Trump reduce en más del 90% dos áreas protegidas en Utah y abre la puerta a su explotación
El presidente de Estados Unidos, Donald Trump, firmó órdenes ejecutivas el lunes para reducir dos áreas nacionales protegidas a menos de una décima parte de su tamaño actual en el estado de Utah.
Cientos de miles de hectáreas de tierras hasta ahora protegidas podrán ser utilizadas para la extracción de combustibles fósiles y para minería.
La medida es parte de una sucesión de decisiones tomadas por la administración Trump sobre leyes que protegen ecosistemas.
Trump firmó las órdenes en la Casa Blanca, rodeado de funcionarios republicanos, incluido el gobernador de Utah y dos senadores, quienes dijeron que la decisión es una corrección atrasada de exceso de intervención federal.
"Estamos haciendo algo muy dramático y muy importante para la gente de Utah y la gente de nuestro país", dijo Trump.
El Grand Staircase-Escalante, rico en fósiles, cubre un área de cerca de 769.000 hectáreas.
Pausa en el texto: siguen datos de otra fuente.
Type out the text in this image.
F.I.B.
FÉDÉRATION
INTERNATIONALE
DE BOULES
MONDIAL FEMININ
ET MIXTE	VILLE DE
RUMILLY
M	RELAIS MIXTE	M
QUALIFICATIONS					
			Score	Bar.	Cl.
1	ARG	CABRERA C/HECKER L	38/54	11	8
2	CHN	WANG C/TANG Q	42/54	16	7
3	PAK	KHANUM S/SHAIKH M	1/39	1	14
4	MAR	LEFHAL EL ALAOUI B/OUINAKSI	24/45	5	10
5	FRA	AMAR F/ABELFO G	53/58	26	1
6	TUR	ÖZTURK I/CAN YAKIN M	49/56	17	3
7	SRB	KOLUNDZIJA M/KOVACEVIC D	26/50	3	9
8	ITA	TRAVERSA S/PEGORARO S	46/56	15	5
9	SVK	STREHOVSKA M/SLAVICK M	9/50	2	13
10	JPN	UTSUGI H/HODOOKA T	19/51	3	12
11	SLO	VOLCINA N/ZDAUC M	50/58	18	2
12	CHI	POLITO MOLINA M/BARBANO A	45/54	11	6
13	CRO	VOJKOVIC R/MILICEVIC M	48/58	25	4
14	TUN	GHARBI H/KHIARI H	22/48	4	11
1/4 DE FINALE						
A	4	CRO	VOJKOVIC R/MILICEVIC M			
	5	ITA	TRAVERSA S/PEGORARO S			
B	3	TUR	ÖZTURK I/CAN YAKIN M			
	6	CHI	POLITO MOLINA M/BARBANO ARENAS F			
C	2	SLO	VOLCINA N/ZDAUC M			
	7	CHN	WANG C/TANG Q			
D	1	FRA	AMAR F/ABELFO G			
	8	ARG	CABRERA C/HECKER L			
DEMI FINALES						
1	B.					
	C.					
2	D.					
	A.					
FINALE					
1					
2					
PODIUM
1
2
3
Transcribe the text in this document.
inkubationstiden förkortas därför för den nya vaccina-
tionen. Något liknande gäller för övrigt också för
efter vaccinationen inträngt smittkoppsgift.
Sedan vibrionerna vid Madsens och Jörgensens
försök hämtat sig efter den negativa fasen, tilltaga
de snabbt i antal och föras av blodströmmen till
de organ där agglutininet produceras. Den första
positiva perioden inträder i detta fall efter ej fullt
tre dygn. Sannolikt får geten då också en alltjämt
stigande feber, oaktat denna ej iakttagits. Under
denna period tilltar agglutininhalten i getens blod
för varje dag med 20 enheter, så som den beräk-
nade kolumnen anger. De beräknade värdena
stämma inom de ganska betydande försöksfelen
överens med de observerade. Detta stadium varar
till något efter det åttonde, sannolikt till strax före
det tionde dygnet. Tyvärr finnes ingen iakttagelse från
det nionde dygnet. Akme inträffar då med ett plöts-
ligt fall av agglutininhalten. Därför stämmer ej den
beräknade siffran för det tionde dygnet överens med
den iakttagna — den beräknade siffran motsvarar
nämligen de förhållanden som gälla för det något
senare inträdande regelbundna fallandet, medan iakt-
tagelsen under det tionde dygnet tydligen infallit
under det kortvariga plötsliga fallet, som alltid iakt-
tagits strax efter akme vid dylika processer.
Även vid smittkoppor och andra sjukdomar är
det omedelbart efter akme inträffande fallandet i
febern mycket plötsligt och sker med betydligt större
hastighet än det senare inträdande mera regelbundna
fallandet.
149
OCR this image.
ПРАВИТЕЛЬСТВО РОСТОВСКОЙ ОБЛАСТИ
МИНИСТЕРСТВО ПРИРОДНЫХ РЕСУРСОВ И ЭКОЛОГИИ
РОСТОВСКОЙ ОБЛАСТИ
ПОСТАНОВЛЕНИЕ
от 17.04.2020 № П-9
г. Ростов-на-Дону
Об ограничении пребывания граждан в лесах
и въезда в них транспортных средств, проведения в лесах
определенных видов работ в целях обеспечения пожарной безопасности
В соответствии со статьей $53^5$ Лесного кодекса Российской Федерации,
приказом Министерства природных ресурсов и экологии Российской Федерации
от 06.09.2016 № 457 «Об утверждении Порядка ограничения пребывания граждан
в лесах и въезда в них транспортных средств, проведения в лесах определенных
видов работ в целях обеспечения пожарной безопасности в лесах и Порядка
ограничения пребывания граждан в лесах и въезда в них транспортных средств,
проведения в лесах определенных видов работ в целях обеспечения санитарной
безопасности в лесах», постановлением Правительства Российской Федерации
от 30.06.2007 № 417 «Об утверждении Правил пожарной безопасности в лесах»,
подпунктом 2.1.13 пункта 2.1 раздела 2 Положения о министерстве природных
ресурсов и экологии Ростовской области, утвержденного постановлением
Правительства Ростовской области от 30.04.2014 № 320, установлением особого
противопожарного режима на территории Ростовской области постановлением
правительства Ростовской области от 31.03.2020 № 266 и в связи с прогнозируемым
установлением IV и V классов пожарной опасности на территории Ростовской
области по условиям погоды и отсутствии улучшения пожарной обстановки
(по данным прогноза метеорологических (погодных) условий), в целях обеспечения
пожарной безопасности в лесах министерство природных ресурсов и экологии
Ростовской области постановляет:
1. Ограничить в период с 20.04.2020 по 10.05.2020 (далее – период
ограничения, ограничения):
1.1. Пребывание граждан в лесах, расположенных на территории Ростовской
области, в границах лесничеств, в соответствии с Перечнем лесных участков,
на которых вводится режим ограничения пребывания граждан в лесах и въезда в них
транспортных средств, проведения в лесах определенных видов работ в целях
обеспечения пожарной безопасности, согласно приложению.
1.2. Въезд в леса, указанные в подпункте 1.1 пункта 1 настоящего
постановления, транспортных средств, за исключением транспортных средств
El Bear Ears consiste en 546.325 hectáreas.
"Se supone que estas designaciones de monumentos (áreas protegidas en este caso, ndlr) deben abarcar la 'menor área' posible para proteger las antigüedades, y estos monumentos de varios millones de acres, que son más grandes que el estado de Delaware, ciertamente no se ajustan a esa definición", dijo el gobernador de Utah, Spencer Cox.
Durante su primera presidencia en 2017, Trump redujo el tamaño de ambas zonas protegidas. Su sucesor, el expresidente Joe Biden las restauró a su tamaño original en 2021.
Con la nueva decisión, el Grand Staricase-Escalante se reduce en un 91% y el Bear Ears en un 90%.
Las órdenes enumeran una serie de minerales críticos y reservas de energía que, según afirman, son vitales para la independencia de recursos y la seguridad nacional de Estados Unidos.
- A los tribunales -
El viernes, el gobierno finalizó una norma que restringe la definición de "daño" en la Ley de Especies en Peligro de Extinción (ESA) para excluir "una modificación o degradación significativa del hábitat".
Según conservacionistas, es una medida que en la práctica podría abrir la puerta a una destrucción generalizada de hábitats naturales.
Para opositores de Trump, la medida respecto a las áreas protegidas de Utah va en contra de Ley de Antigüedades de 1906, que permite a los presidentes declarar monumentos nacionales.
"Es más que claro: el lenguaje de la ley le otorga al presidente la facultad de crear monumentos nacionales", dijo a la AFP Thomas Delehanty, abogado de Earthjustice.
"Pero no incluye el poder correspondiente para reducir o eliminar monumentos nacionales. En cambio, solo el Congreso puede hacerlo con la aprobación de una nueva ley", agregó.
Pero el Departamento de Justicia emitió el año pasado una opinión en la que consideró que los presidentes pueden no solo reducir el tamaño de estas áreas, sino abolirlas.
Earthjustice demandó a la primera administración Trump por este asunto en representación de grupos conservacionistas.
Delehanty aseguró que están preparados para reactivar ese litigio o iniciar un nuevo caso.
Mientras tanto, Utah tiene una causa en proceso contra la restauración de las áreas protegidas ordenada por Biden.